Highlights & Insights

  • The design philosophy of "small model + precise input > large model + coarse-grained input" has important implications for resource-constrained deployment.
  • The coarse-stage cost of VRFM is far lower than that of the VLM, yet it yields substantial savings in fine-stage computation—yielding an ROI of approximately 10–100×.
  • The decoupled design allows VRFM and the VLM to be independently optimized and upgraded.

Limitations & Future Work

  • Detection errors in VRFM propagate to the fine stage (missed regions cannot be recognized).
  • Robustness to extremely complex layouts (e.g., nested tables + formulas + images) requires further improvement.
  • Reading order prediction may fail under multi-column layouts.
  • vs. GOT-OCR: GOT-OCR processes entire pages end-to-end with high computational cost; PaddleOCR-VL reduces redundancy through the coarse-to-fine strategy.
  • vs.
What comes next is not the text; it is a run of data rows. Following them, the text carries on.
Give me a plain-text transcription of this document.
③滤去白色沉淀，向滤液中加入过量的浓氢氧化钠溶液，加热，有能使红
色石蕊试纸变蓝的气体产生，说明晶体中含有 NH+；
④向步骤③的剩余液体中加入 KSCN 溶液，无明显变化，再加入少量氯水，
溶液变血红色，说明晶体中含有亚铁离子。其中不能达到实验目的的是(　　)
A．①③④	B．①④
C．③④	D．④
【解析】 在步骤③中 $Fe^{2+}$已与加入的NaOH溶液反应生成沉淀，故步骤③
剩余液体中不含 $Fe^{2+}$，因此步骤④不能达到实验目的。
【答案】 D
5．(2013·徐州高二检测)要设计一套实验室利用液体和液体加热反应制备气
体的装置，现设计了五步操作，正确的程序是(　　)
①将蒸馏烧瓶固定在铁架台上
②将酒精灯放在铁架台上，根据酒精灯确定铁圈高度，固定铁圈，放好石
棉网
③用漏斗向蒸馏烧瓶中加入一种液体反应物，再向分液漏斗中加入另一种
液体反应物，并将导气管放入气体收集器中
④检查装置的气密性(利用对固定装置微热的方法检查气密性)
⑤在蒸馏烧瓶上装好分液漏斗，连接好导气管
Qwen2.5-VL: General-purpose VLMs have large parameter counts (7B+) and are over-engineered for document scenarios; PaddleOCR-VL achieves superior results with only 0.9B parameters.
  • vs. Traditional Pipelines: Traditional pipelines lack global semantic understanding; the VLM fine stage in PaddleOCR-VL provides semantic comprehension capability.

Rating

  • Novelty: ⭐⭐⭐⭐ The coarse-to-fine document parsing framework and VRFM design demonstrate practical innovation.
  • Experimental Thoroughness: ⭐⭐⭐⭐⭐ Comprehensive evaluation on OmniDocBench across four dimensions, achieving SOTA on all.
  • Writing Quality: ⭐⭐⭐⭐ Efficiency analysis is intuitive and comparisons are clearly presented.
  • Value: ⭐⭐⭐⭐⭐ The open-source framework offers significant value to the document AI community.